Oracle does not verify the logic; it only checks the presence of the DETERMINISTIC flag. If the function’s logic is not truly deterministic (e.g., uses SYSDATE, DBMS_RANDOM), query results become unreliable.
Example 2 – Index Not Rebuilt After Function Change
If a function’s implementation is altered, the stored index values remain based on the old logic. Continuing to use the index yields incorrect results because the index keys no longer match the current function output.
Additionally, without a function index, each row incurs a function call during a full table scan, dramatically increasing CPU usage (e.g., 999 calls for a single query).
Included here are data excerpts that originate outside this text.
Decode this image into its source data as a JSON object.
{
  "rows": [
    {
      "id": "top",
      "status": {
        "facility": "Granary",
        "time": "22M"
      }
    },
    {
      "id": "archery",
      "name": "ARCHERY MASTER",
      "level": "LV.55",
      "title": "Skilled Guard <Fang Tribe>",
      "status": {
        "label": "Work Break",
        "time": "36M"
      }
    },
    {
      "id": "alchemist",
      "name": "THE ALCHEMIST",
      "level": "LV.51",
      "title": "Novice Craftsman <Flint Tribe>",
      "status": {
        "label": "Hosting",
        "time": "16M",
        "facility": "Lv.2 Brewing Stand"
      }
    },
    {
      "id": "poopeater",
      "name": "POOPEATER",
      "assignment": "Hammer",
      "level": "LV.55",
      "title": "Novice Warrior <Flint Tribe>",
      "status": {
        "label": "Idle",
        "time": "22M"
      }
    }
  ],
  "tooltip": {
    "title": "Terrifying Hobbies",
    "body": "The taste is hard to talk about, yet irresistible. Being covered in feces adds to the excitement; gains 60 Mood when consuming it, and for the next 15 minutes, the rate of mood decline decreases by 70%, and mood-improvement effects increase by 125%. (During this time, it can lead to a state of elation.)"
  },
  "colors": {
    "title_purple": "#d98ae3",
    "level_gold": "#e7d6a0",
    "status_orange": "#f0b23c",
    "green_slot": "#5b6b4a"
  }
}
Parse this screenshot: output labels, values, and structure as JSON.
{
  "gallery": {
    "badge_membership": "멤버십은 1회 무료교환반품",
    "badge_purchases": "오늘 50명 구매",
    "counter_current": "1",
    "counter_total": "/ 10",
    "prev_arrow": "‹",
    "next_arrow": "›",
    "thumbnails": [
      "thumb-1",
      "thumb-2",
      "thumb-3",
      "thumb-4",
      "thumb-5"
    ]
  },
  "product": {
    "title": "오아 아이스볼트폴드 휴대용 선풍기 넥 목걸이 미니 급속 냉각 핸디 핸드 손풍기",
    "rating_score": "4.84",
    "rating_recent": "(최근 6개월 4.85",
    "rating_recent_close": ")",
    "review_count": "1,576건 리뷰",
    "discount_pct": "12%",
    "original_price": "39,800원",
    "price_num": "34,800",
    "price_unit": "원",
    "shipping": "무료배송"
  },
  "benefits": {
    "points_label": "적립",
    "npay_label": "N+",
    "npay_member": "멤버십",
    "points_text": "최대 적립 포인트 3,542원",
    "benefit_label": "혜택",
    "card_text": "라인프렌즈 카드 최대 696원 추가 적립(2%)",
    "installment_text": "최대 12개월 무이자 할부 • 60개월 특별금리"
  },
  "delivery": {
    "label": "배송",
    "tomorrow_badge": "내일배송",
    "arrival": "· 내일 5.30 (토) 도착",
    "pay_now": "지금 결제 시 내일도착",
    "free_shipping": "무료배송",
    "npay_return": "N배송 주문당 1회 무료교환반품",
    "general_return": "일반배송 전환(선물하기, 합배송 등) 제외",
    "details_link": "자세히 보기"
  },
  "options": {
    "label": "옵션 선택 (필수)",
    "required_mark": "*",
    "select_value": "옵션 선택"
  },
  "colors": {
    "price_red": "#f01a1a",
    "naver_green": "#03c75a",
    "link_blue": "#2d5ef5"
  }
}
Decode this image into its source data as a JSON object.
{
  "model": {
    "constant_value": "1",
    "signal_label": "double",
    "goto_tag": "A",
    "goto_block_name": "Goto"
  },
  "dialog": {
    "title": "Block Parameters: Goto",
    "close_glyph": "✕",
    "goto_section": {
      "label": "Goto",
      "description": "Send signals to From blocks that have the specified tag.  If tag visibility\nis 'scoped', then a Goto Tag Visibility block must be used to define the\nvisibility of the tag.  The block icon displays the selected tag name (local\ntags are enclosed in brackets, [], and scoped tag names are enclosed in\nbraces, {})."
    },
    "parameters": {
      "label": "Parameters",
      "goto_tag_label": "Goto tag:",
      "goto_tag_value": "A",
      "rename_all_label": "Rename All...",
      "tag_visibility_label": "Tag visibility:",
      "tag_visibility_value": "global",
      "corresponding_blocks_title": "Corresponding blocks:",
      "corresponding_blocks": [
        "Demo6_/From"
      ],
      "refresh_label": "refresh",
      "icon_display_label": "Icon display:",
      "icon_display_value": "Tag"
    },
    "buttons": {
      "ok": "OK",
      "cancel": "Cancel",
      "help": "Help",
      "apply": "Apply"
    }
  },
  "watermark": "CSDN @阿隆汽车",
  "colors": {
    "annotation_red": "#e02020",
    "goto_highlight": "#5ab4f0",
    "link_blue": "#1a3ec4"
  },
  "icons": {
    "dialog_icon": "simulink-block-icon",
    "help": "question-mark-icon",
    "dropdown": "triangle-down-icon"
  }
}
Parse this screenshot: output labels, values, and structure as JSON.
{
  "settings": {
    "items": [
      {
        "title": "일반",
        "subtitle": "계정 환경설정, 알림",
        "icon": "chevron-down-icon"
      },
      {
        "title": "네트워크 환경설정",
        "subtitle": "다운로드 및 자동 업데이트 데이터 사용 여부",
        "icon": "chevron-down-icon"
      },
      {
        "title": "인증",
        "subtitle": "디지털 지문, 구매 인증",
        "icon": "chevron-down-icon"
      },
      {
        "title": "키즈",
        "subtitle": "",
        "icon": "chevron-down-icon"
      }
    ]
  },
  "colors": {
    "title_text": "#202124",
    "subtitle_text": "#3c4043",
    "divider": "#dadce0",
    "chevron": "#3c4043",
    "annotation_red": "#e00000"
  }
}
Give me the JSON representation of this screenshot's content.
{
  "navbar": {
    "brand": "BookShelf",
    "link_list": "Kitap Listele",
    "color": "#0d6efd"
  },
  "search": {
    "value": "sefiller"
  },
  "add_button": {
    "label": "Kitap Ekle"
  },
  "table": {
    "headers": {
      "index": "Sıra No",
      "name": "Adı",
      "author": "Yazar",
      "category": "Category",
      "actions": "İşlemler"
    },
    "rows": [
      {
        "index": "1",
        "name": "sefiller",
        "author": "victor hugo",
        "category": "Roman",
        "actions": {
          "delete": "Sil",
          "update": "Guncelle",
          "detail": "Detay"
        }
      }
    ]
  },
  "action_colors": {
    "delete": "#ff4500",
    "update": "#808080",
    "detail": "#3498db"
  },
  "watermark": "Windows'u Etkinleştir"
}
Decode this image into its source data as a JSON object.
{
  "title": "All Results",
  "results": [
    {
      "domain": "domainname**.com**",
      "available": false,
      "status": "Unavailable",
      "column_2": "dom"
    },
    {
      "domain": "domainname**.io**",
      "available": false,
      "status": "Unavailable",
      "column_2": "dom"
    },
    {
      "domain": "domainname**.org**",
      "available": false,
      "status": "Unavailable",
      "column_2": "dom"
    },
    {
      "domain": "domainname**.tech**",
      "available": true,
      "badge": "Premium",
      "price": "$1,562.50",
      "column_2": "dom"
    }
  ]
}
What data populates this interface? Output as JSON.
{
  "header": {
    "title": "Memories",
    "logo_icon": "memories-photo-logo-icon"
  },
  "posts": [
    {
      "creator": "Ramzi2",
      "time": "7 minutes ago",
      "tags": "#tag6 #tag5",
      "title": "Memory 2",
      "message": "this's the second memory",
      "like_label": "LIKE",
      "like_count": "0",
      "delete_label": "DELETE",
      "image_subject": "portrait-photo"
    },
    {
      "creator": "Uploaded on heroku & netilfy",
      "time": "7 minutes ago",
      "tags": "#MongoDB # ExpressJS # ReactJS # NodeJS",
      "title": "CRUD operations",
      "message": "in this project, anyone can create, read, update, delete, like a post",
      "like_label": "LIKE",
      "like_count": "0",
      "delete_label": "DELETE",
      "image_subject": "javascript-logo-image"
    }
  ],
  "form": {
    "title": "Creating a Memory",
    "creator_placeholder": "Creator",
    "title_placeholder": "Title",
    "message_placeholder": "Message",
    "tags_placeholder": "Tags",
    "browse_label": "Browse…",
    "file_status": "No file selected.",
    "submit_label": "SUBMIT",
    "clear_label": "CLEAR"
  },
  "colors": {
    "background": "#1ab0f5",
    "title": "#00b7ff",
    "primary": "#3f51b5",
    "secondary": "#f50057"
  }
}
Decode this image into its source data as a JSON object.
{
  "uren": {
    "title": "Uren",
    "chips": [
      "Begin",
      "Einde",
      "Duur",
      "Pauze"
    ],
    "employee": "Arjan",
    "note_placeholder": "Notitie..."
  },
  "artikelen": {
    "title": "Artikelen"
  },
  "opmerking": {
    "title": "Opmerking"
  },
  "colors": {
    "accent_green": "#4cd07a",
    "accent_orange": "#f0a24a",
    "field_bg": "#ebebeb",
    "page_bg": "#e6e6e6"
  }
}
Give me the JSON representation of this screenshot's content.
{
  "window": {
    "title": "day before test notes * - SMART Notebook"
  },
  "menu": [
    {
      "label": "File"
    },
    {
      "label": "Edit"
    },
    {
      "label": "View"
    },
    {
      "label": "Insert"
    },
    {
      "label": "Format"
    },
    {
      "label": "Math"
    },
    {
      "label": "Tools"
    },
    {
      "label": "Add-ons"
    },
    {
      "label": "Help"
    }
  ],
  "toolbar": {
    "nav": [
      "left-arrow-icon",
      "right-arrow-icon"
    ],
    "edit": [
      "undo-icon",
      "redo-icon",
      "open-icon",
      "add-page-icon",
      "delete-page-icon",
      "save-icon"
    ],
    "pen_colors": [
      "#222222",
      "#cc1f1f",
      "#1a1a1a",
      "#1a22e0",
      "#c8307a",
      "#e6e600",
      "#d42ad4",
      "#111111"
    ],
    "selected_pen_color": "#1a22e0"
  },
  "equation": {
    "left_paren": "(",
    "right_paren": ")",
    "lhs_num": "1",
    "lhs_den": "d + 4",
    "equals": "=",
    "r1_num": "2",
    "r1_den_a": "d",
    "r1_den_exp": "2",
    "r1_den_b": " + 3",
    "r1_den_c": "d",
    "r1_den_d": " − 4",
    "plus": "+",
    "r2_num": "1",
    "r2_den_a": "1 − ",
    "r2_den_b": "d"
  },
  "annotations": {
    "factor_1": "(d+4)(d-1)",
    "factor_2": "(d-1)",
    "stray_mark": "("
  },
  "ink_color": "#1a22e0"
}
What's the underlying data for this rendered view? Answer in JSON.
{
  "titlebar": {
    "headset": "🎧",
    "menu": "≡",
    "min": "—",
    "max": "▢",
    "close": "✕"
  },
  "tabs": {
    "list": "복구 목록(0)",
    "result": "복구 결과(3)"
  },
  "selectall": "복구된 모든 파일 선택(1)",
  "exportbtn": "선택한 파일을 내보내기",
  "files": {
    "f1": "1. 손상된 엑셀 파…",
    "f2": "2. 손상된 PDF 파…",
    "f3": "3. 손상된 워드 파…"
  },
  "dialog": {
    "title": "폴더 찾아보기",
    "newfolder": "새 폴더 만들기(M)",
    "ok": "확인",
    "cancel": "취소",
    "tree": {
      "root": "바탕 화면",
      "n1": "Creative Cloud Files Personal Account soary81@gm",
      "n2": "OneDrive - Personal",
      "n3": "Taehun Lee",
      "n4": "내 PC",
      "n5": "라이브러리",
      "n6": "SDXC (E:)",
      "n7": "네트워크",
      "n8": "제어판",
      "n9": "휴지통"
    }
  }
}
With a function index, the function is evaluated once per DML operation, and the result is stored in the index, eliminating repeated calls during query execution.
Additional Oracle Settings
For function‑based indexes to participate in query rewrite, the following parameters should be enabled, though in the author's 11g test environment they had no noticeable effect:
QUERY_REWRITE_ENABLED=TRUE
QUERY_REWRITE_INTEGRITY=TRUSTEDConclusion
When using custom function indexes to improve performance, always ensure the function is truly deterministic, declare it with the DETERMINISTIC keyword, and rebuild the index whenever the function definition changes. Neglecting these steps can lead to misleading query results and maintenance headaches.